How to deal with multiple row for one prediction

Hello,
This is my problem.
I have a dataset concerning training data in sports. Several training sessions lead to a competition, and the current result is coded as “good result = 1” or “bad result = 0.” For practical reasons, this is displayed on the same line as the last training session. My question is, how do I input multiple distinct lines while maintaining the chronological order of the training sessions for a single prediction ?
Example data :
Exemple data.xlsx (20.6 KB)

Thanks
Br

Hi,
In the end you probably want to train a model to predict the score, right? You will need to figure out your set of features that you want to use to make the prediction. Then you can use a GroupBy or other aggregation methods to create a single line with all your features and the score as the target variable. On that you can then train your predictor. There is no predictor that can make a prediction based off of multiple lines.
Kind regards,
Alexander

Thanks for your answer.
I added a “training session” column, which corresponds to all the training rows by name before a competition that will result in “outcome 1/0”. For example, Pierre from August 1st to 29th = training session number 1 (there are four training sessions during this period). Outcome on August 29th = 1. How to group these 4 training sessions for a single outcome? Is it ultimately the same to specify the outcome for each training session? If yes, the disadvantage is that this system will not take into account any evolution or none.

Thanks
Br

Hi,
You will need to think of your problem as a set of independent variables (features) and a dependent variable (target, score, …). Your model is a function that maps the independent variables to the target variable. This implies that you need one row for every session. How you compress your multiple rows into one row is up to you. For example, for each session you could calculate the minimum, maximum, mean, and/or median distance traveled and do the same for other numeric variables you have. For the categorical variables, you could calculate the mode, or just if some value was present in any of the rows.
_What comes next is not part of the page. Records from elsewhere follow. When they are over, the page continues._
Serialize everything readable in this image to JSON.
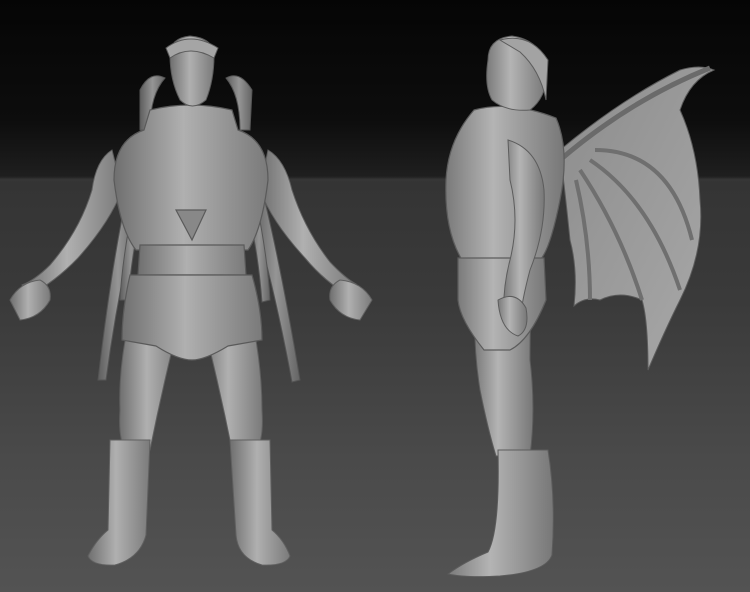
{
  "scene": {
    "subject": "",
    "background_top_color": "#050505",
    "background_floor_color": "#4a4a4a",
    "clay_color": "#9a9a9a"
  },
  "views": []
}
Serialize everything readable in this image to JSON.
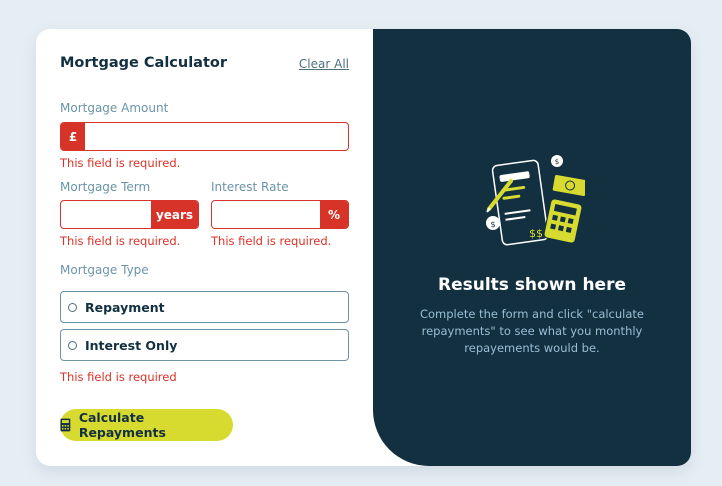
{
  "form": {
    "title": "Mortgage Calculator",
    "clear_all_label": "Clear All",
    "amount": {
      "label": "Mortgage Amount",
      "prefix": "£",
      "value": "",
      "error": "This field is required."
    },
    "term": {
      "label": "Mortgage Term",
      "suffix": "years",
      "value": "",
      "error": "This field is required."
    },
    "rate": {
      "label": "Interest Rate",
      "suffix": "%",
      "value": "",
      "error": "This field is required."
    },
    "type": {
      "label": "Mortgage Type",
      "options": [
        "Repayment",
        "Interest Only"
      ],
      "error": "This field is required"
    },
    "submit_label": "Calculate Repayments"
  },
  "results": {
    "title": "Results shown here",
    "description": "Complete the form and click \"calculate repayments\" to see what you monthly repayements would be."
  },
  "colors": {
    "accent_lime": "#d8db2f",
    "error_red": "#d73328",
    "dark_navy": "#133041",
    "slate": "#6b94a8"
  },
  "icons": [
    "calculator-icon",
    "radio-icon",
    "empty-results-illustration"
  ]
}
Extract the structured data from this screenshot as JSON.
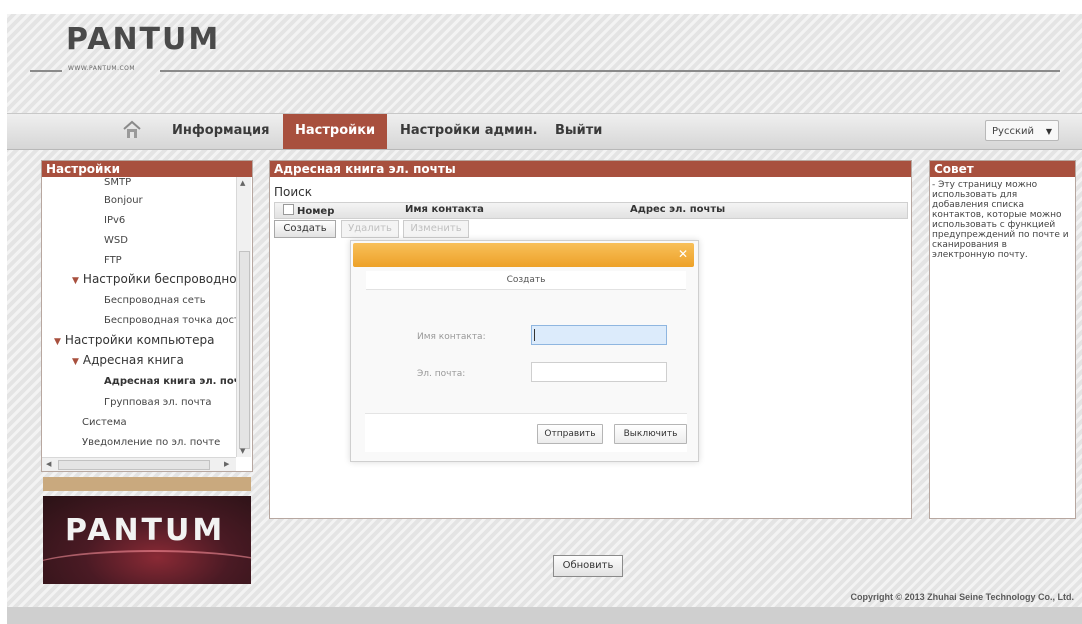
{
  "brand": {
    "logo_text": "PANTUM",
    "url": "WWW.PANTUM.COM"
  },
  "nav": {
    "home_icon": "home-icon",
    "items": [
      {
        "label": "Информация",
        "active": false
      },
      {
        "label": "Настройки",
        "active": true
      },
      {
        "label": "Настройки админ.",
        "active": false
      },
      {
        "label": "Выйти",
        "active": false
      }
    ],
    "language": "Русский"
  },
  "sidebar": {
    "title": "Настройки",
    "items": [
      {
        "label": "SMTP"
      },
      {
        "label": "Bonjour"
      },
      {
        "label": "IPv6"
      },
      {
        "label": "WSD"
      },
      {
        "label": "FTP"
      },
      {
        "label": "Настройки беспроводной с"
      },
      {
        "label": "Беспроводная сеть"
      },
      {
        "label": "Беспроводная точка досту"
      },
      {
        "label": "Настройки компьютера"
      },
      {
        "label": "Адресная книга"
      },
      {
        "label": "Адресная книга эл. поч"
      },
      {
        "label": "Групповая эл. почта"
      },
      {
        "label": "Система"
      },
      {
        "label": "Уведомление по эл. почте"
      }
    ]
  },
  "main": {
    "title": "Адресная книга эл. почты",
    "search_label": "Поиск",
    "columns": [
      "Номер",
      "Имя контакта",
      "Адрес эл. почты"
    ],
    "buttons": {
      "create": "Создать",
      "delete": "Удалить",
      "edit": "Изменить"
    }
  },
  "tip": {
    "title": "Совет",
    "text": "- Эту страницу можно использовать для добавления списка контактов, которые можно использовать с функцией предупреждений по почте и сканирования в электронную почту."
  },
  "modal": {
    "tab": "Создать",
    "contact_label": "Имя контакта:",
    "contact_value": "",
    "email_label": "Эл. почта:",
    "email_value": "",
    "submit": "Отправить",
    "cancel": "Выключить",
    "close_icon": "close-icon"
  },
  "refresh_label": "Обновить",
  "copyright": "Copyright © 2013 Zhuhai Seine Technology Co., Ltd.",
  "colors": {
    "accent": "#a8503e",
    "modal_bar": "#f2b03c"
  }
}
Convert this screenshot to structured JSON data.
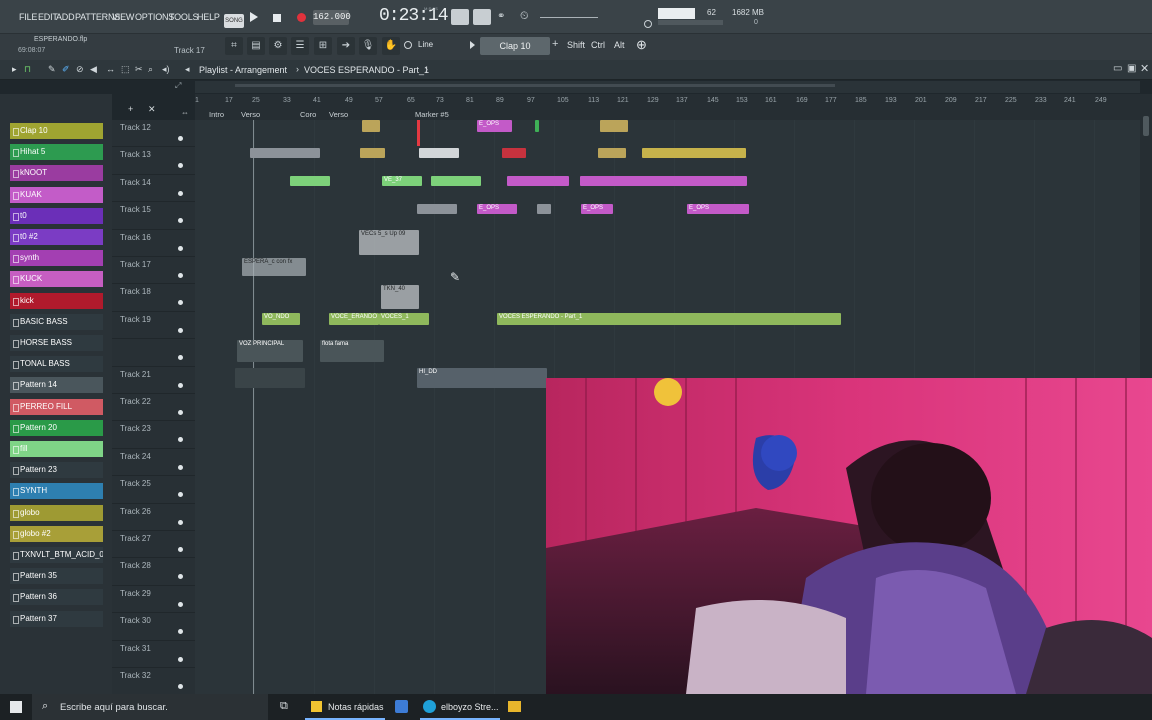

Doing this means that you become independent of the actual number of rows for any given session, so that every record for a session “looks the same”, i.e. has the same number of features. And then you can use that for your prediction.
Kind regards,
Alexander

NTS.xlsx (11.1 KB)

My reference columns are Name + Number of training session.
I have 10 sessions.
I have 1 target.
For all the futures i retain mean.

How finally get only one row that is the result of all the training sessions ==>> One taget
How to deal with that ?

Thanks
Br

Hey,
Just use a GroupBy node and then group by Entrainement and aggregate all other columns except “Outcome” with mean or mode. Aggregate “Outcome” with “First”.
You will end up with a single row for your session.
Kind regards,
Alexander

1 Like

This topic was automatically closed 7 days after the last reply. New replies are no longer allowed.